Louis Jannett, Ruhr University Bochum; Andreas Mayer and Maximilian Westers, Heilbronn University of Applied Sciences; Vladislav Mladenov, Ruhr University Bochum; Christian Mainka, University of Wuppertal; Jörg Schwenk, Ruhr University Bochum
Passkeys provide a secure and phishing-resistant authentication method based on FIDO2 and WebAuthn. They have recently gained popularity, with an increasing number of websites adopting them. Nevertheless, a comprehensive security analysis that evaluates such websites at scale has not been fully addressed. We present PASSKEYS-RADAR, a continuously updated dataset that tracks the deployment of passkeys on the Internet since 2021. To build this dataset, we aggregated diverse sources, including community directories, Tranco 1M, CrUX 18M, and historic Internet archive data. We analyzed the collected data of 872 passkey-enabled websites and shed light on how passkeys are implemented and managed. We identify major differences in how websites allow users to add or delete passkeys and find that websites request authenticators to use deprecated cryptographic algorithms.
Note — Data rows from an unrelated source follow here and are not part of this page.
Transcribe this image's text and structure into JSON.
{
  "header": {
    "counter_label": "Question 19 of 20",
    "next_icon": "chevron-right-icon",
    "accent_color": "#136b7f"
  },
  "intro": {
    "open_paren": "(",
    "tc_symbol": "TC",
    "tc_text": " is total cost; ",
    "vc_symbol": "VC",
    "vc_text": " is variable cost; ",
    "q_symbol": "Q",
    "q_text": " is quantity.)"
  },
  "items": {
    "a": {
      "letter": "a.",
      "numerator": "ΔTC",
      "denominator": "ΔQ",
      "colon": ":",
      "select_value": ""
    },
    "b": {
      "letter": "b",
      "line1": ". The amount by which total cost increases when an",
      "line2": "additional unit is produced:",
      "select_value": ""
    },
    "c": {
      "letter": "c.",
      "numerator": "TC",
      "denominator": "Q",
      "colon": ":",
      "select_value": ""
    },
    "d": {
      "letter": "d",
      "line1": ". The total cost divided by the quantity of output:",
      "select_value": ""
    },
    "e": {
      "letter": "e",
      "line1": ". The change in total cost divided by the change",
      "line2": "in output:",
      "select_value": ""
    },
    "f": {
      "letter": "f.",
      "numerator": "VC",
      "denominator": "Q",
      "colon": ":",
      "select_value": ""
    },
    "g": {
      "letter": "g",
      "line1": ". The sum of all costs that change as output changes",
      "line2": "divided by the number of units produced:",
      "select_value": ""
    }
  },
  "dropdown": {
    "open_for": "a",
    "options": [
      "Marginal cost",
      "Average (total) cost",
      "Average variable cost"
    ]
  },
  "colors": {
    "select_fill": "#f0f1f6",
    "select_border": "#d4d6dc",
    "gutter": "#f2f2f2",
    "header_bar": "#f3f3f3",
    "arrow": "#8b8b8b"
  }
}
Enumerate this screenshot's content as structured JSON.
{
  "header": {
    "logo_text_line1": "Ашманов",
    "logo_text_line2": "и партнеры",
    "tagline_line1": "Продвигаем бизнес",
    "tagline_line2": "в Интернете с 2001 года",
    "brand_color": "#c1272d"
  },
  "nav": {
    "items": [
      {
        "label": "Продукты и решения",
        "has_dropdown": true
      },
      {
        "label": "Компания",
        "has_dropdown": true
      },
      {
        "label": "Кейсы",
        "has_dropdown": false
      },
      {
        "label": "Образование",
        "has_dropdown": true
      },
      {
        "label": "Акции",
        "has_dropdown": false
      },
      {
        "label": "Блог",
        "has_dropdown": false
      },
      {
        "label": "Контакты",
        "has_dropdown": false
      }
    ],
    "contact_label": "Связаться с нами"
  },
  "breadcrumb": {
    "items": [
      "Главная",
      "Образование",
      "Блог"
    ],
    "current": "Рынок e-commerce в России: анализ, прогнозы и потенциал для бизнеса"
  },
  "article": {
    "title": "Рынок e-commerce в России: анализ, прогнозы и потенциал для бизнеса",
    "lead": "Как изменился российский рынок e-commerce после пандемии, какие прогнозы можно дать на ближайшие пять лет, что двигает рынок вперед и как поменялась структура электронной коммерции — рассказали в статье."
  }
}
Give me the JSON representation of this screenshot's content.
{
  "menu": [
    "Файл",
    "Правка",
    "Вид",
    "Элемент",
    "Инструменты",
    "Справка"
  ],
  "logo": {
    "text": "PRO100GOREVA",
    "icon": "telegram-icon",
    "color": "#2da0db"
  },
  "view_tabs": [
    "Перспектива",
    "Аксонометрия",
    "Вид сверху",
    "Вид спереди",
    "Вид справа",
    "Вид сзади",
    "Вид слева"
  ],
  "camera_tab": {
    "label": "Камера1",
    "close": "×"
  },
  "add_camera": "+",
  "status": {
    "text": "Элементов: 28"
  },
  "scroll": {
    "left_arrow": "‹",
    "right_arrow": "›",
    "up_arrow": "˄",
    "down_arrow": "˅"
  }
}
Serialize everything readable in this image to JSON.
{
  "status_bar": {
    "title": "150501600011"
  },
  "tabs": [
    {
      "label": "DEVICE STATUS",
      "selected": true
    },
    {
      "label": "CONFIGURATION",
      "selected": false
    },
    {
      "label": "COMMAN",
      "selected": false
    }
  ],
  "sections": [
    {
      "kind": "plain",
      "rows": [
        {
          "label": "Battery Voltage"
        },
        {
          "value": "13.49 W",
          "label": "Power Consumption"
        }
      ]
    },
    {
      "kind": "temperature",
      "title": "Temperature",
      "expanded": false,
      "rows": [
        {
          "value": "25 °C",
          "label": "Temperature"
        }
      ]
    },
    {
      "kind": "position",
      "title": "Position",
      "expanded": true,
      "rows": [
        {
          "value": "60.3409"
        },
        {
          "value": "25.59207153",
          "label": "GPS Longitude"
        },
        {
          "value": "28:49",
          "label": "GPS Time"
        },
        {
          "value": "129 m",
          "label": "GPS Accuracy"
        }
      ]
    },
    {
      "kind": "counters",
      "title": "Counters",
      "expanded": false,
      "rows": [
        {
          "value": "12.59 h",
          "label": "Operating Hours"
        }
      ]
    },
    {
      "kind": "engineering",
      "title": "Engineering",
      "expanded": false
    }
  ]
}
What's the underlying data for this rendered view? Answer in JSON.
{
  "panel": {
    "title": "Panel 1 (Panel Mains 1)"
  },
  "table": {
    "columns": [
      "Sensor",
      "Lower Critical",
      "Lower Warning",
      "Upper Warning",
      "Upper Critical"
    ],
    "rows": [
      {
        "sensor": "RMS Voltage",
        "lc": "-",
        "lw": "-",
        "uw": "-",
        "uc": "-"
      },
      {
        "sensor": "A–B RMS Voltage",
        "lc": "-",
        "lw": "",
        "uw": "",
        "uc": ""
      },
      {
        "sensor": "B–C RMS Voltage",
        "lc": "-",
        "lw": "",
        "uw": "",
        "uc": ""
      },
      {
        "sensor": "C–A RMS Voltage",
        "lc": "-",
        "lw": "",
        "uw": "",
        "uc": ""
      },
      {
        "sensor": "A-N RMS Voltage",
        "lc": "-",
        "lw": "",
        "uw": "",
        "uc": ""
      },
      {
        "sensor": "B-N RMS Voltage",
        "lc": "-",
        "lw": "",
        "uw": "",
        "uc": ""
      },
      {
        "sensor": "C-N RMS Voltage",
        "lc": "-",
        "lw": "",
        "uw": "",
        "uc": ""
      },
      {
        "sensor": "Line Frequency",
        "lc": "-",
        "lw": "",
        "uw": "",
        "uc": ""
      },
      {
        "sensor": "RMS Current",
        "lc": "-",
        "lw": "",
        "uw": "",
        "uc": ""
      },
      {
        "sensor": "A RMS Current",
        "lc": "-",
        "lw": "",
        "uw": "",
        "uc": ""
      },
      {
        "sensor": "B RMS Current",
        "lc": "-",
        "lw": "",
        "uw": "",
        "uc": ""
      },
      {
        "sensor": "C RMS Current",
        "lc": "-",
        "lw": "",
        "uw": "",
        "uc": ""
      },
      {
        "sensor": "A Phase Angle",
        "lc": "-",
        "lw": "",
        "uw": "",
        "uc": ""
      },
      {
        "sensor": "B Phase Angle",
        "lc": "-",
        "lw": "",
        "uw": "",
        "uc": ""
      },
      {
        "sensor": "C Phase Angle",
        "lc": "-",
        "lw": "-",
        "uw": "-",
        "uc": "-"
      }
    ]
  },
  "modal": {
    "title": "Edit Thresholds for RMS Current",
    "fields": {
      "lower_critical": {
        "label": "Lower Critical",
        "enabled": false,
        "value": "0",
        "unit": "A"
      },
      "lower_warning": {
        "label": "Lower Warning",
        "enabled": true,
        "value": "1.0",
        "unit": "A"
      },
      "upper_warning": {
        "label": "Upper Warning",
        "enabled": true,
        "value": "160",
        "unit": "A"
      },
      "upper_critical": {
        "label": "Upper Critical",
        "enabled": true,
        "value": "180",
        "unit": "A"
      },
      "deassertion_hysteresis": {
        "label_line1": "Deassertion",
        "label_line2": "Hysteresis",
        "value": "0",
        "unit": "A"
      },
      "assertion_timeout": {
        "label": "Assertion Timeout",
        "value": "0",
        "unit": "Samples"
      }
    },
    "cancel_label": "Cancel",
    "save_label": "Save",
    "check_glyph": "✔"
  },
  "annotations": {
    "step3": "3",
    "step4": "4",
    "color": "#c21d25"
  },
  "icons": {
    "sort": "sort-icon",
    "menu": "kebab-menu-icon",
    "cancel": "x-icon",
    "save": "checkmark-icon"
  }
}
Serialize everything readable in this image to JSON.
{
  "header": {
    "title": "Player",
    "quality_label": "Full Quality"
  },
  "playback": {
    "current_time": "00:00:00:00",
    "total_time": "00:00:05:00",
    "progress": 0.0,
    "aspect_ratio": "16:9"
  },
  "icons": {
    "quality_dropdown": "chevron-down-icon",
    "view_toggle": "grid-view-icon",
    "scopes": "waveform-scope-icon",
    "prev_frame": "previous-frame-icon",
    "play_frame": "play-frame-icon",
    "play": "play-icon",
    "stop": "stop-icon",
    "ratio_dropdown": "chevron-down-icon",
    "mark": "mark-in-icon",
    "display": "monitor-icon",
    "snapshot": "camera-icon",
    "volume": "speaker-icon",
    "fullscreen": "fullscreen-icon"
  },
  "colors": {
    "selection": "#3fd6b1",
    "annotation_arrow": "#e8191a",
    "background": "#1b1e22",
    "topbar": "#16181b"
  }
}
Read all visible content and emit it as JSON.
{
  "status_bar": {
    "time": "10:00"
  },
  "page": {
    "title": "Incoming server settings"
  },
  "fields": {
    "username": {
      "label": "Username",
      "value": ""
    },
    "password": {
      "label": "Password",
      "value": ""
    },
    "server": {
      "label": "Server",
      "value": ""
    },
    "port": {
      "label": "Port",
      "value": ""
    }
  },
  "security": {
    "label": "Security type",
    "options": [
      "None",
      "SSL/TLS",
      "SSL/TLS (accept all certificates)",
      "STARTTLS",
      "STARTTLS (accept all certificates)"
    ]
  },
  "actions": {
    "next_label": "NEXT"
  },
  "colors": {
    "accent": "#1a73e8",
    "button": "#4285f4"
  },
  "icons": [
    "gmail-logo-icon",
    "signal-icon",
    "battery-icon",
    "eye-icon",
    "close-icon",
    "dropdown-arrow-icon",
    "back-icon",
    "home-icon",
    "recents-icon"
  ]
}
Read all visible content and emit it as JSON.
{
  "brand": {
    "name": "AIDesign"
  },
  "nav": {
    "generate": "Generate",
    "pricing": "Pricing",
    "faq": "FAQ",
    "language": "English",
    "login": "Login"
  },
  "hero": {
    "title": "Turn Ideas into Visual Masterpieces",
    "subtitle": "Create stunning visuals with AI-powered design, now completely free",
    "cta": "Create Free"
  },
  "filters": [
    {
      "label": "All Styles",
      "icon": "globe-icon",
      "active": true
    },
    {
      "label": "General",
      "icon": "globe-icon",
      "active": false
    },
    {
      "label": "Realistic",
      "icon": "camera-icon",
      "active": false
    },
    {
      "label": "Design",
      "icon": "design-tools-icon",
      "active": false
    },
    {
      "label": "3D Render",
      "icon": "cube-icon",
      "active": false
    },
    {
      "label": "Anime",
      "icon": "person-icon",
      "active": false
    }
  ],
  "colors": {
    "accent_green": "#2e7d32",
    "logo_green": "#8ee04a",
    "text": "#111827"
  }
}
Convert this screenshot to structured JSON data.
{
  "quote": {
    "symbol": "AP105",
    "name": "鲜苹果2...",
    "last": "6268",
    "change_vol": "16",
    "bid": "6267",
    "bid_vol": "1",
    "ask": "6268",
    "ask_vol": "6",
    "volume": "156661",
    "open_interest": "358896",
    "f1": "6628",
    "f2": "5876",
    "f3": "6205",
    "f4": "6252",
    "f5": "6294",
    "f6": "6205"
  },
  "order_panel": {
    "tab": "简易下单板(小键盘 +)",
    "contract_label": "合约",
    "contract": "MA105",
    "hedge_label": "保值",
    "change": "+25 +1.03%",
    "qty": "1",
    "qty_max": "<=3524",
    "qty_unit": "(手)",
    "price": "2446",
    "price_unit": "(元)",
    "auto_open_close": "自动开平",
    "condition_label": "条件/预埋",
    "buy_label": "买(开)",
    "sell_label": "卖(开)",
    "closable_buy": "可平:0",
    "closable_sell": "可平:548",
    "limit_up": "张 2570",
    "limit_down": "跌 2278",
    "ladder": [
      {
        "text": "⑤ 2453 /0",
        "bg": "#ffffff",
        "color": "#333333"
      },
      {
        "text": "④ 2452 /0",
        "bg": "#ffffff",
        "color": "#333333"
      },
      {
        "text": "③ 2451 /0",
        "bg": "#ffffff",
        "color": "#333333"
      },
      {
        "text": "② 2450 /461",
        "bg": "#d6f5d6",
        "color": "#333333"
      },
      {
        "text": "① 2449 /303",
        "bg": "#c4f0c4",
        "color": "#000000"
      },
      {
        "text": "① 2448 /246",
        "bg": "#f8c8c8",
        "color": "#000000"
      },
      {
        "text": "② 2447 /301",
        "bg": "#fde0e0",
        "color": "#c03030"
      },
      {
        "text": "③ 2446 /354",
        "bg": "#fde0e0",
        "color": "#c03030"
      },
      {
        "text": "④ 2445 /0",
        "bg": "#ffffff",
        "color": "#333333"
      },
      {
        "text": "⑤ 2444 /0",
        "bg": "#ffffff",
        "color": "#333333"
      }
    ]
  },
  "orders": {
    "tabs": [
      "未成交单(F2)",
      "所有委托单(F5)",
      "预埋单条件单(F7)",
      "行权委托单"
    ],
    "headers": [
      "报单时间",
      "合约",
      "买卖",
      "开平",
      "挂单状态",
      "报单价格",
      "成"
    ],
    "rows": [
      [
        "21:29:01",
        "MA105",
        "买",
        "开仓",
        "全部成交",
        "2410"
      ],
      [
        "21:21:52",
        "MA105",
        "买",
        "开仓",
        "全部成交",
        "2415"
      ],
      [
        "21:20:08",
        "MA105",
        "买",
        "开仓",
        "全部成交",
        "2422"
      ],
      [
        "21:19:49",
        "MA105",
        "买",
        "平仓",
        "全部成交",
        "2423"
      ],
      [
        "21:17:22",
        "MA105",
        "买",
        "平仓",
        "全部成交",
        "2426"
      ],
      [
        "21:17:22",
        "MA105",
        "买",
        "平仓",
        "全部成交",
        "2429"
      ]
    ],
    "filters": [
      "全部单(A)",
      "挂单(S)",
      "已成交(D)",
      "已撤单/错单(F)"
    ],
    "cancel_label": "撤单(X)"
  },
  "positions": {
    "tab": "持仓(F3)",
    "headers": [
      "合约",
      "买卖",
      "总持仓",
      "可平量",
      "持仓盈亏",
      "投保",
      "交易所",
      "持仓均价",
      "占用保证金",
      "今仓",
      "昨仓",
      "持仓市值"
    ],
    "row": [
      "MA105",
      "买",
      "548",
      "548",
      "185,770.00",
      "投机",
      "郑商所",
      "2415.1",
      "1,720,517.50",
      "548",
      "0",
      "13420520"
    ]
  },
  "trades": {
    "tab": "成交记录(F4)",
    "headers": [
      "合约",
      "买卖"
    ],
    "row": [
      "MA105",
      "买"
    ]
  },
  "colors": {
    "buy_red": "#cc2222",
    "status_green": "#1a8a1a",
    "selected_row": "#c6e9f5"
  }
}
To perform a comprehensive security evaluation of passkey-enabled websites, we developed PASSKEYS-ATTACKER. The tool allows for precise manipulation of WebAuthn messages at every step of the protocol and integrates 15 attack types of which 10 were not covered in previous work. Among them, 2 attack types have critical CVSS scores. We discovered them on 18 out of 103 evaluated websites. These attacks take over user accounts, delete their passkeys, or lock them out of their accounts. Nearly half of the tested sites (53) were vulnerable to at least one attack with a high CVSS score, exposing users to threats such as phishing and session fixation.